The location of connecting into the body is within the heart, the center balance point between being connected with Earth and being grounded and present, and with our spirituality and higher awareness as a place of centeredness. The heart-centered sound patterns de-emphasizes the mind and restores inner connection, which is the foundation of healing and sustaining balance.
This connection is significant for our relationship with our intuition, creativity, insight, and problem-solving as they are directly related to trust building. Intuition and trust building strengthen our healing and expand and deepen our inner relationship with our spirituality.
Whole Being Hearing
Contrary to what most of us are led to believe we hear with more than our ears!
While the ears are a dedicated organ for listening, we also hear with our whole being not just our ears. Our body feels sounds through the cavities within it, and we also discern sounds as pleasant or uncomfortable, annoying, or harmonious through and into our bones. We hear strong, percussive and other repetitions that are both heard by the ear and felt through the body.
While we can listen to sound and music through our earphones or headphones, listening
through speakers offers the additional method of whole-body hearing which adds additional layers of sensory sound healing experience that heightens the feeling of being transported in the sound meditation experience.
Combined with all the physical mental, emotional, and spiritual benefits of particular, monotonous, and repetitious sound meditation; all contribute to a faster and easier method to shift consciousness.

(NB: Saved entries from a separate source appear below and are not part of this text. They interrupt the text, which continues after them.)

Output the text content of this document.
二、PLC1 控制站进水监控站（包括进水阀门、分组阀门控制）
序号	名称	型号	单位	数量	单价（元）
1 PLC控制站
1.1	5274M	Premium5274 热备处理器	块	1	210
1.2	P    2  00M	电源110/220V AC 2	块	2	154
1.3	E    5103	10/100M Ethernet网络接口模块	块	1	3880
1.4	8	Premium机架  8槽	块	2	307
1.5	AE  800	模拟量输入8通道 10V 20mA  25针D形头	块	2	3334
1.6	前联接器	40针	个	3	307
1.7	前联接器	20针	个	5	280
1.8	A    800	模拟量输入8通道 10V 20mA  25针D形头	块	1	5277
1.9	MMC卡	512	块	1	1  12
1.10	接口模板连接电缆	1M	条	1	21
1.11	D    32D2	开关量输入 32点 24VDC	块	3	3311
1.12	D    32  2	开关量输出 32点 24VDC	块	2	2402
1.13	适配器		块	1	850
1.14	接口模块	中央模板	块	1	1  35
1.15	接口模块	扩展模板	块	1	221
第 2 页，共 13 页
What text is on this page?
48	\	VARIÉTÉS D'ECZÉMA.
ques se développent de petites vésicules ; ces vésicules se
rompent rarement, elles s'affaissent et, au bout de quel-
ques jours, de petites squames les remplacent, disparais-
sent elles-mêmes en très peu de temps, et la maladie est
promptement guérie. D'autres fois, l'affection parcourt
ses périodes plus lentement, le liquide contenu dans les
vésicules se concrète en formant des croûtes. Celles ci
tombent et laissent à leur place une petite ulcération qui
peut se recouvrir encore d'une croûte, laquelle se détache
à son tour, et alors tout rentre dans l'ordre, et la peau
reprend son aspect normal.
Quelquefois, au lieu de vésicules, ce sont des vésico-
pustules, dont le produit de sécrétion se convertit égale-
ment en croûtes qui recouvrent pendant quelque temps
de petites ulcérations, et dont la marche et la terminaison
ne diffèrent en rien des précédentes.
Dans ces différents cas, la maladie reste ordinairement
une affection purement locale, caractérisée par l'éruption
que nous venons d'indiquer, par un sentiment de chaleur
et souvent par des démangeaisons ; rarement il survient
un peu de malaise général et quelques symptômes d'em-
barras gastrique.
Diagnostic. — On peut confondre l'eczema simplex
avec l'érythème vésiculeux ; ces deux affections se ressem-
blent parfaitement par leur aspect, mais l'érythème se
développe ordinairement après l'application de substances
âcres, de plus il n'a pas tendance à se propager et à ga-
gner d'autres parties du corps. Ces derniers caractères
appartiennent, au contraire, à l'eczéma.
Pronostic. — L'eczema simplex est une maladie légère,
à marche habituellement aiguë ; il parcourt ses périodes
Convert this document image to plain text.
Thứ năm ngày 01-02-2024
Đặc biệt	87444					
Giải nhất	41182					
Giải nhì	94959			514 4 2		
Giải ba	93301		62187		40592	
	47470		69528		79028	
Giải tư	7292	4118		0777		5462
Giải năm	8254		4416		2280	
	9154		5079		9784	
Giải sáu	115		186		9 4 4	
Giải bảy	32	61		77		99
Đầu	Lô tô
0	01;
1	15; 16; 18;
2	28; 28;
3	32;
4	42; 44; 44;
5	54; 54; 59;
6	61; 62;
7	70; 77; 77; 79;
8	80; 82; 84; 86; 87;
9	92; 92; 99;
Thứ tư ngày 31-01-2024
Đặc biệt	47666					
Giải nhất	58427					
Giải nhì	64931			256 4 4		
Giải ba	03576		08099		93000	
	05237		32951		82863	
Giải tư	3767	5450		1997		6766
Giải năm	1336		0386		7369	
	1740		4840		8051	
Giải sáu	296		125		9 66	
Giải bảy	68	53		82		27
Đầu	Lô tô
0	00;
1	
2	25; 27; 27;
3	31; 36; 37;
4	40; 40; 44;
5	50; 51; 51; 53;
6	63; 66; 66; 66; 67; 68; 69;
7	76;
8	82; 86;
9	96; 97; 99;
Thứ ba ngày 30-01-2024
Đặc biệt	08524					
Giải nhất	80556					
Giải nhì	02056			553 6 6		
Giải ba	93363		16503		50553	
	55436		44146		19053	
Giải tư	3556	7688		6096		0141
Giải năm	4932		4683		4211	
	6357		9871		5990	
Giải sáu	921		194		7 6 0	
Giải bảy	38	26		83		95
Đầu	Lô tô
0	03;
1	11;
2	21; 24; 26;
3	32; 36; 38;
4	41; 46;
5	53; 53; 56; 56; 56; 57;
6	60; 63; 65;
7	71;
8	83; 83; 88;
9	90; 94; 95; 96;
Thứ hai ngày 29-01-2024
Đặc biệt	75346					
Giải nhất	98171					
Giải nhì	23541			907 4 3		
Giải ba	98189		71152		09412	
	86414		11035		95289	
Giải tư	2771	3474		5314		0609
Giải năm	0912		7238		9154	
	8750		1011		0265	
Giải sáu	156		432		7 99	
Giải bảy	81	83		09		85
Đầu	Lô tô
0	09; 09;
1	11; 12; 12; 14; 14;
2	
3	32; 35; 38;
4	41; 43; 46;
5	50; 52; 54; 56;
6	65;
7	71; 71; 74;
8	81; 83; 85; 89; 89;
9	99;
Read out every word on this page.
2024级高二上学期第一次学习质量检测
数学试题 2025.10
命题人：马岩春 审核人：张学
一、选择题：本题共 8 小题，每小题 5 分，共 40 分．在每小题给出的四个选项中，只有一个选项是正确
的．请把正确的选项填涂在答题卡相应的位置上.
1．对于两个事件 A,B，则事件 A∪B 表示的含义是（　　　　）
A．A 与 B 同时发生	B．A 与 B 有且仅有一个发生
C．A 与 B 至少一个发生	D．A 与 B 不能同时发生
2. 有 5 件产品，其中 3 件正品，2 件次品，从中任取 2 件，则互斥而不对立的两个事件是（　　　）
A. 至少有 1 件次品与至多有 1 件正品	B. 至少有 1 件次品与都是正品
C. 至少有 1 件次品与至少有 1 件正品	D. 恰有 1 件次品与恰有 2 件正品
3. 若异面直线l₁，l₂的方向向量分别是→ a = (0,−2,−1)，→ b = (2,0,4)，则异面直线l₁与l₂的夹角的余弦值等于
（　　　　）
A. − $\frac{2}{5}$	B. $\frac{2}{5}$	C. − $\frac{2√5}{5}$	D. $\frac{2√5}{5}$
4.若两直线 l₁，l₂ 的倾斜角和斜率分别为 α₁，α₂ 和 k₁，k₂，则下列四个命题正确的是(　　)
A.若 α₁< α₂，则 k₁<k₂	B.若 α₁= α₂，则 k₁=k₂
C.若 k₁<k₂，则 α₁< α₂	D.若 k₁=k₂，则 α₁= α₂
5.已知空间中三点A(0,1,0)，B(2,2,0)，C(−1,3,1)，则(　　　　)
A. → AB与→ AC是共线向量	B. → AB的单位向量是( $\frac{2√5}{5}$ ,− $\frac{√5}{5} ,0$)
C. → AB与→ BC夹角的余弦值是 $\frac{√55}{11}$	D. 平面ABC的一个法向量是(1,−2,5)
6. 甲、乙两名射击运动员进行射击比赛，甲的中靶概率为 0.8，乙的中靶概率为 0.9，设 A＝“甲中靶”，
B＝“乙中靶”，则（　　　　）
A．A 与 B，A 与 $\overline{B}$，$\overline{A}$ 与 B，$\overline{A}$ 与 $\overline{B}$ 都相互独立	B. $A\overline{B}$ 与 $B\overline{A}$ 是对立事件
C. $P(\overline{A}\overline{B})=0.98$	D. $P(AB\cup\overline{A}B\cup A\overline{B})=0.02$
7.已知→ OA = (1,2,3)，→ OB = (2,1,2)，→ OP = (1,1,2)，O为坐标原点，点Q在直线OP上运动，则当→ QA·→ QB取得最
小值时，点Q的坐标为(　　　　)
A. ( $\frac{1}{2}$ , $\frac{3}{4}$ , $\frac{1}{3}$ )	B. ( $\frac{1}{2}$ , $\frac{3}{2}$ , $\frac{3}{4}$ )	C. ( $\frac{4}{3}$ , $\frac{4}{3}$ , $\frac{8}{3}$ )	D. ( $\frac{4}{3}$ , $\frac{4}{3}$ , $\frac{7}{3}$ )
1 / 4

Now you can practice what ancient people knew; the repetitious and predictable sound patterns that effortlessly and simultaneously shift heart rate, brain waves, and respiration that easily access the relaxation response gives you the necessary methods for many benefits including deepening into transformation.
References
Brain Network Reconfiguration and Perceptual Decoupling During an Absorptive State of Consciousness. (7, July 2016).Michael J. Hove, Johannes Stelzer, Till Nierhaus, Sabrina D. Thiel, Christopher Gundlach, Daniel S. Margulies, Koene R. A. Van Dijk, Robert Turner, Peter E. Keller, Björn Merker, NeuroScience, Cerebral Cortex https://doi.org/10.1093/cercor/bhv137
Effects of Singing Bowl Sound Meditation on Mood, Tension, and Well-being: An Observational Study. (September 30, 2016). Tamara L. Goldsby, PhD , Michael E. Goldsby, PhD, […], and Paul J. Mills, PhD. https://doi.org/10.1177/2156587216668109
Entrainment. Progress in Brain Research (2017). Science Direct: https://www.sciencedirect.com/topics/psychology/entrainment
Music. “Hearing Through the Body”. Harvard Magazine. (2.25.2014): https://www.harvardmagazine.com/2014/02/hearing-through-the-body
Music, Neurology, and Neuroscience: Evolution, the Musical Brain, Medical Conditions, and Therapies Michael H. Thaut, in Progress in Brain Research, 2015
People Hear with Their Skin as well as Their Ears. Carina Storrs. (November 26, 2009). Scientific American. https://www.scientificamerican.com/article/skin-hearing-airflow-puff-sound-perception/
Using the relaxation response to reduce stress. A. MacDonald. (November 10, 2010). Harvard Health Publishing, Harvard Medical School: https://www.health.harvard.edu/blog/using-the-relaxation-response-to-reduce-stress-20101110780
Resilience. Building Your Resilience.
The American Psychological Association. (2023): https://www.apa.org/topics/resilience/
Repetitive Sounds Are Music to the Brain. (December 18, 2017). Karen Hopkin.